An early action that I took was the result of information that Shelter provided. There is a bit of confusion about housing benefit rules. Anyone who knows anything about housing benefit will know about the minutiae of detail that often have to be unravelled. Different things were happening in different local authority areas to apply rules. I was not going to put up with people having to choose between keeping their tenancy and going into residential rehab. Funds have been allocated and are available to address that while we sort out the complexities of regulation or whatever. That is one example of how we can invest resource. We will sort out the situation, but we are not putting up with people facing that choice.

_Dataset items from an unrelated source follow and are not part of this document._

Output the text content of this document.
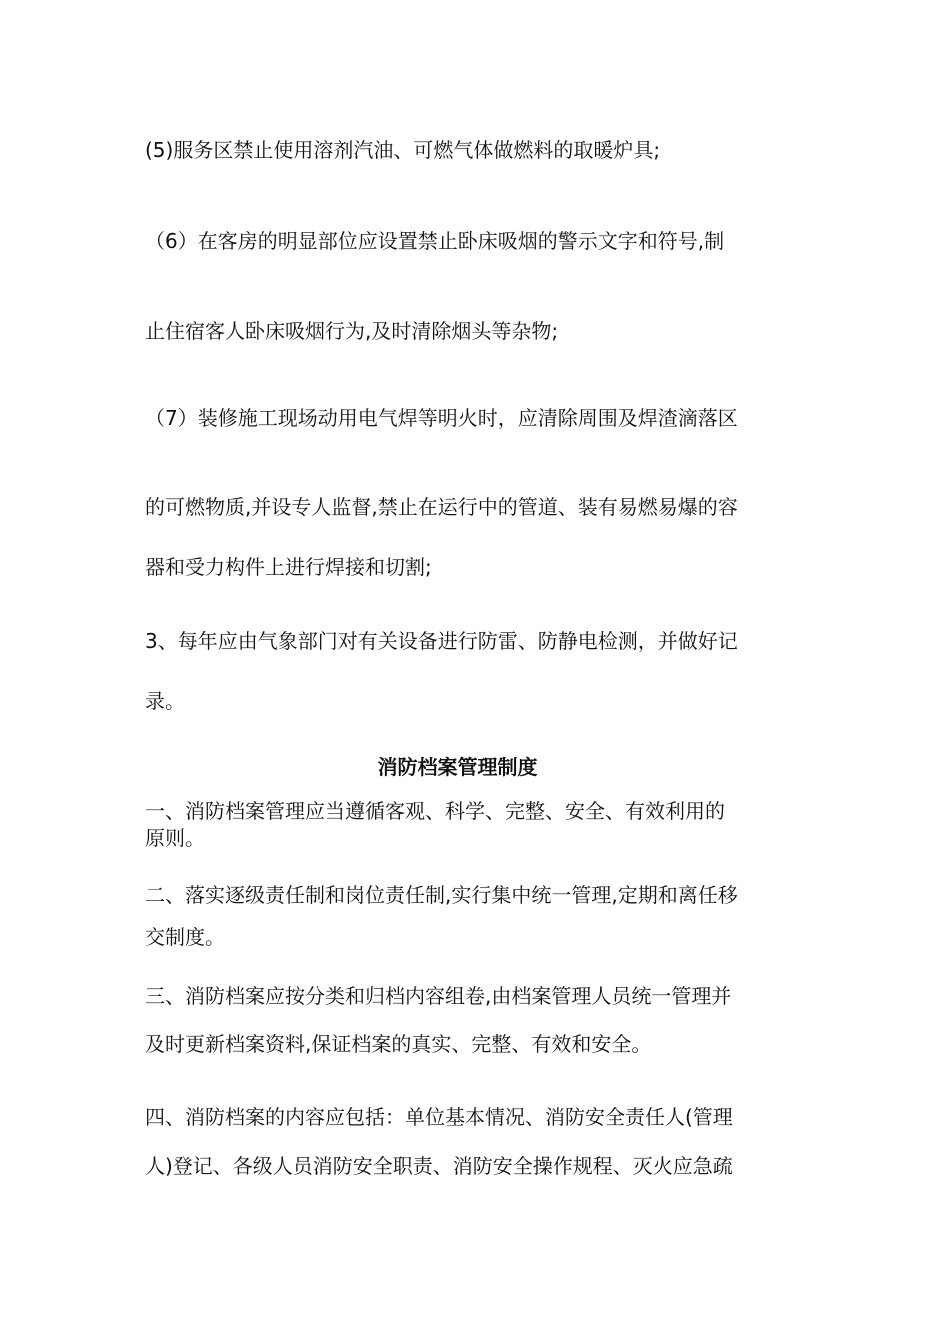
(5)服务区禁止使用溶剂汽油、可燃气体做燃料的取暖炉具;
（6）在客房的明显部位应设置禁止卧床吸烟的警示文字和符号,制
止住宿客人卧床吸烟行为,及时清除烟头等杂物;
（7）装修施工现场动用电气焊等明火时，应清除周围及焊渣滴落区
的可燃物质,并设专人监督,禁止在运行中的管道、装有易燃易爆的容
器和受力构件上进行焊接和切割;
3、每年应由气象部门对有关设备进行防雷、防静电检测，并做好记
录。
消防档案管理制度
一、消防档案管理应当遵循客观、科学、完整、安全、有效利用的
原则。
二、落实逐级责任制和岗位责任制,实行集中统一管理,定期和离任移
交制度。
三、消防档案应按分类和归档内容组卷,由档案管理人员统一管理并
及时更新档案资料,保证档案的真实、完整、有效和安全。
四、消防档案的内容应包括：单位基本情况、消防安全责任人(管理
人)登记、各级人员消防安全职责、消防安全操作规程、灭火应急疏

I have always been a big fan of the housing first approach and other housing models that do not put up barriers. We should take people as they are; the priority is to get them into a home, and we will work out the rest, whether that involves people’s drug use, health problems or other issues. I have spoken about parents and in particular mothers with caring responsibilities, so I will not repeat that.

The naloxone issue is important. Naloxone helps to save lives; it buys time for the emergency services because it temporarily reverses the impact of an opioid overdose. It is safe and easy to use. Because of the pandemic, the previous Lord Advocate issued guidance that enabled us to widen the distribution of naloxone to third sector settings.

I must give a shout-out to Scottish Families Affected by Alcohol and Drugs. As a result of our national naloxone campaign and people going to the Stop the Deaths website, more than 460 people have applied to that organisation for the naloxone kits that it provides through its click and deliver service. Families who have a loved one at risk can have naloxone to hand. More than two thirds of ambulance technicians are trained in naloxone use and can give out take-home kits to people they come across. It is important that people who distribute naloxone in non-drug services make the connections, support people and refer them to drug services.

I apologise for the length of my reply, but I hope that I have at least outlined some important connections.

Health, Social Care and Sport Committee

Session 6 Priorities (Drugs Policy)

Meeting date: 14 September 2021

Angela Constance

The police have been carrying naloxone in three areas—the east end of Glasgow, Falkirk and Dundee. That pilot has been successful and the police have used naloxone 40 times. We have entered a review period and we will want to discuss with justice colleagues how the programme could be extended. It is important for statutory services to play their part, which also helps us to communicate with wider communities and the wider population that a tool can be used to help to prevent people from dying when help has been called for.

Of course we need to prevent people from having an overdose in the first place—we have covered that extensively. Naloxone is one piece of the jigsaw; other pieces involve preventing people from getting into crisis in the first place and how we connect people with support services when they survive an overdose.